Ninety percent of all chemical products are obtained through catalytic processes, which implies that improving these catalyzers is a key challenge. This is precisely what Moliner achieved, with the design of inorganic catalyzers – among which, zeolyte ITQ-33 – which have managed to improve the efficiency of processes such as the refining and cracking of crude oil for diesel and petrol, which allows saving natural resources and minimise the generation of residual compounds as well as CO2 emissions. Such benefits have been well understood by oil multinational ExxonMobile, who has already issued four patents for the ITQ-33 zeolyte synthesised by Moliner by using, additionally, pioneering techniques which find their fundamentals in scientific hypotheses rather than purely combinatory processes.
However, Moliner also works on the other side of the barricade. ‘‘The great goal is to obtain high added value chemicals from biomass, like for instance biofuels'', he says. Along this line, during his stay at the California Technology Institute (CALTECH), Moliner developed an inorganic catalyzer – as he wrote inn the Proceedings of the National Academy of Sciences (PNAS) magazine in 2010 – based on efficient tin centres for the isomerisation of glucose into fructose, which makes the transformation of biomass more efficient and opens a broad spectrum of industrial applications. Among these, the elaboration or plastic polymers, biofuels, or corn syrup rich in fructose (HFCS), which is used as liquid sweetener in an endless number of soft drinks and groceries.

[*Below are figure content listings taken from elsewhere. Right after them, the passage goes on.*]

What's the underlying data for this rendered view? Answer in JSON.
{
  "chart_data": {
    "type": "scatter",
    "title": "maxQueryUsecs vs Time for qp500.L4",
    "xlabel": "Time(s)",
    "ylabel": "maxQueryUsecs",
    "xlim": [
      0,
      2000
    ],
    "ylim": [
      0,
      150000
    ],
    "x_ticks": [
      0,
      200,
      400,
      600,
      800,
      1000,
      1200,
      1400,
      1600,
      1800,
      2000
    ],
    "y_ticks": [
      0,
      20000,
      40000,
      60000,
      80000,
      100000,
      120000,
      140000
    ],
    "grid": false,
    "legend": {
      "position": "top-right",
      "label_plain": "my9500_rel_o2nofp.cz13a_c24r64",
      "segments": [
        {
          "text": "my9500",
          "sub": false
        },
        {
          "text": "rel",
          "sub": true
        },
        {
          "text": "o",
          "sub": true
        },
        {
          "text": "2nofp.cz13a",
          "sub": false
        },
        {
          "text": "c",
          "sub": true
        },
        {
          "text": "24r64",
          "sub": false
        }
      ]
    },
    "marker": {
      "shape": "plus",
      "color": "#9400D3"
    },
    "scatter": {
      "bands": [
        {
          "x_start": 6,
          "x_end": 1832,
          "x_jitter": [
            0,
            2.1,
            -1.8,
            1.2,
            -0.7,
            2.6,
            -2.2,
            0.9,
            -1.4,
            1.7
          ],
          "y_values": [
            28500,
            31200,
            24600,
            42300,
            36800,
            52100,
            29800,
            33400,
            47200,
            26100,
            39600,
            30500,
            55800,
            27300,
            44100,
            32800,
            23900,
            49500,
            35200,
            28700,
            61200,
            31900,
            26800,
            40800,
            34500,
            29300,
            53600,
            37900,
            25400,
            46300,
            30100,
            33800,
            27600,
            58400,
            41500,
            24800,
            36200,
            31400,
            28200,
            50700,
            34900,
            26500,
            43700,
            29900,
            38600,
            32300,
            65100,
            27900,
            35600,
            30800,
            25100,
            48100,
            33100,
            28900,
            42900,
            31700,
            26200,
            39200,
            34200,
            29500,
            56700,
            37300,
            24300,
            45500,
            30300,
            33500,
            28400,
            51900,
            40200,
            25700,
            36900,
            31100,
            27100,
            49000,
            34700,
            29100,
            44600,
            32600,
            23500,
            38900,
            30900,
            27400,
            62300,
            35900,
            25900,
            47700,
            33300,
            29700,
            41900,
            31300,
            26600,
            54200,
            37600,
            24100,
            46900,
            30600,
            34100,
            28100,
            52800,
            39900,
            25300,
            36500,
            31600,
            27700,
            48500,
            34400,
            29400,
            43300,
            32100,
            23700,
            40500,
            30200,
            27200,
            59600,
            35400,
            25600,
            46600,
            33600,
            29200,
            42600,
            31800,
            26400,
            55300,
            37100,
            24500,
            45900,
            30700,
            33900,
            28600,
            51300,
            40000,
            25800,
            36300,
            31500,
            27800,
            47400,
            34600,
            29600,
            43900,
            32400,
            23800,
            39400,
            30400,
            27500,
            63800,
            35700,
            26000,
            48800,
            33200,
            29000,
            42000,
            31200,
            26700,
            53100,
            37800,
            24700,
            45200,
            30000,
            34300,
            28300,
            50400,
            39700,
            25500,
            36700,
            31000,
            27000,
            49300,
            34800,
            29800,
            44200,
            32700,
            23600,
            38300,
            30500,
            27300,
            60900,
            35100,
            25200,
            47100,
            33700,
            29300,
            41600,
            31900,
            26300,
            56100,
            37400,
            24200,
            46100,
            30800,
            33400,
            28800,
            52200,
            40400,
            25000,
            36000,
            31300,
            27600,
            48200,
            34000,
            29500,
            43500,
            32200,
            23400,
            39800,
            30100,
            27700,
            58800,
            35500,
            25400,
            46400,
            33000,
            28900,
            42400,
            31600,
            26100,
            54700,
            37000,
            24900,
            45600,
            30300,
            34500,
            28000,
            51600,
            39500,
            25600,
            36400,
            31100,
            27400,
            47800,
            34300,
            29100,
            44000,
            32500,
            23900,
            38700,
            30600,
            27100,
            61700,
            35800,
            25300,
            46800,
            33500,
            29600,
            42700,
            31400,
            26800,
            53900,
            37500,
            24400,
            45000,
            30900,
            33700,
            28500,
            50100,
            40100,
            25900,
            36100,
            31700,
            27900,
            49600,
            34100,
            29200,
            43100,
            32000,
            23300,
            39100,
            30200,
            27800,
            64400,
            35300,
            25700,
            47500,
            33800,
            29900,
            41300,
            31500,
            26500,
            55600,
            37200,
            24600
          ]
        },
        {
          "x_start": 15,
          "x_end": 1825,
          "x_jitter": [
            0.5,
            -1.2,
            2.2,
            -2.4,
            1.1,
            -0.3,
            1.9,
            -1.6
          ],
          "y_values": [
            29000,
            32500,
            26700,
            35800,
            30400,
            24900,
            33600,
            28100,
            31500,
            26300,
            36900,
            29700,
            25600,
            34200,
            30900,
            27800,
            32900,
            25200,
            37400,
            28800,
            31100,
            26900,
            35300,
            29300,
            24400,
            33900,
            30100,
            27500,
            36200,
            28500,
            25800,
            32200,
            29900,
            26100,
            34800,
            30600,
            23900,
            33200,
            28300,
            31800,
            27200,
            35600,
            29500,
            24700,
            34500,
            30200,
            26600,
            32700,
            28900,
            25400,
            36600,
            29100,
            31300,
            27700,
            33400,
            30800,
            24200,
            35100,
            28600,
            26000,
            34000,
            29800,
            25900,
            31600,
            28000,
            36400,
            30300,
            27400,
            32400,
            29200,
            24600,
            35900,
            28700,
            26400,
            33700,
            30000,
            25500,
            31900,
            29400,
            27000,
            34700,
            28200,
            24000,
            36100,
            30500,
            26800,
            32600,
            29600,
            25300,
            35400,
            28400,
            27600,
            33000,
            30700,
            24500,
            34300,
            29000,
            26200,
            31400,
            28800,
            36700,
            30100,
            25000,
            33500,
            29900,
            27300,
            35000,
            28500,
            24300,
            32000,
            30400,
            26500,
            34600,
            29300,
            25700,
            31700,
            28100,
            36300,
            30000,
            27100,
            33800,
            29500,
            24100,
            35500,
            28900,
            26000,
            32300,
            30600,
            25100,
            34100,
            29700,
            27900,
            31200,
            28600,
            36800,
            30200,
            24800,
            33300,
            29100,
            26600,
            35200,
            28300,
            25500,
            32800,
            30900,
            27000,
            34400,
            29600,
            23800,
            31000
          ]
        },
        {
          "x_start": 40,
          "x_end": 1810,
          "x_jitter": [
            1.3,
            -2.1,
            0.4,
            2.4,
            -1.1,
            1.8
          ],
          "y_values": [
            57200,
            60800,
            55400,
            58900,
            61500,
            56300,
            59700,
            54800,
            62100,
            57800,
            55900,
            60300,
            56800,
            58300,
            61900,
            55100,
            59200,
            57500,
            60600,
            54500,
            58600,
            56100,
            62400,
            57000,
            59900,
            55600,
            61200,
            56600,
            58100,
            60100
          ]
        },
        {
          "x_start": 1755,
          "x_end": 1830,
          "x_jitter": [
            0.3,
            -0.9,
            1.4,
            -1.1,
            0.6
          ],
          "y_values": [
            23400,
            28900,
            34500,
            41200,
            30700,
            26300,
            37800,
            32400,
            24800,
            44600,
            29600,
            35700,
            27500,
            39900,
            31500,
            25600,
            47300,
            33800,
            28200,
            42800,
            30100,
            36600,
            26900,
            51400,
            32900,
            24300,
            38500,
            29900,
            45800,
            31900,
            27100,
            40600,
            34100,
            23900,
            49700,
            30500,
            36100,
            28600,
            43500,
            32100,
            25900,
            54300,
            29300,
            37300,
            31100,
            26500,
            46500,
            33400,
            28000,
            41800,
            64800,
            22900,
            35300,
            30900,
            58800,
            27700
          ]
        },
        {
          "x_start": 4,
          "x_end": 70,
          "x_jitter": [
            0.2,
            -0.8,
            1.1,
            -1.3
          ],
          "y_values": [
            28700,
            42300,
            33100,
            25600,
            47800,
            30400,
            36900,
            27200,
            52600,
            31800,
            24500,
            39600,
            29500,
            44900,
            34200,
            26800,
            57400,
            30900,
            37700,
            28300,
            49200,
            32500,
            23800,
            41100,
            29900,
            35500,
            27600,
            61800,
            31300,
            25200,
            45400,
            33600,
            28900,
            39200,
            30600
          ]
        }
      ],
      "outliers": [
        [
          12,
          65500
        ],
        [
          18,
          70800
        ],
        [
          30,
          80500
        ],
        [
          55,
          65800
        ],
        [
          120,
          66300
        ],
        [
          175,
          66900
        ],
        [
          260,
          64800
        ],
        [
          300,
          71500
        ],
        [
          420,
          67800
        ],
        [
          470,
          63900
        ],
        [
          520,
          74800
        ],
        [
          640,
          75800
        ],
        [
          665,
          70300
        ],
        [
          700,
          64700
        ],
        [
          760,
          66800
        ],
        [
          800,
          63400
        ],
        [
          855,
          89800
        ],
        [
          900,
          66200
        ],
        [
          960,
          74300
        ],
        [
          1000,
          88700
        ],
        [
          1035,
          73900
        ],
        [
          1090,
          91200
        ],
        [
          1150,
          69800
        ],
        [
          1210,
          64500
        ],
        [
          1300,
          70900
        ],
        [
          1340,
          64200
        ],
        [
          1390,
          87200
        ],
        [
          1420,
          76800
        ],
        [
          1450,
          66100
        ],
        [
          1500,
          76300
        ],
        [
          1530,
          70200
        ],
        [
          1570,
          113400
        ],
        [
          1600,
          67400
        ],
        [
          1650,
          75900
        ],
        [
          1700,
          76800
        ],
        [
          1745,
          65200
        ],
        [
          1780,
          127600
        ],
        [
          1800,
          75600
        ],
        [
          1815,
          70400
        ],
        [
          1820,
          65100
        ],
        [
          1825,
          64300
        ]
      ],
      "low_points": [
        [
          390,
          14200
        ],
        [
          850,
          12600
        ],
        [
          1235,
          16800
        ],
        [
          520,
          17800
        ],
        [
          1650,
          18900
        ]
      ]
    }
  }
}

According to Javier Garcia Martinez, Director of the Molecular Nanotechnology Laboratory at the University of Alicante (Spain) and co-founder of Rive Technology, as well as member of the TR35 Spain competition jury, Manuel Moliner is an “excellent'” candidate, renowned for his work in “one of the main research centres in Spain” where he registered a high number of patents with strong industrial applications and has stood out for the ''number and quality of his publications”.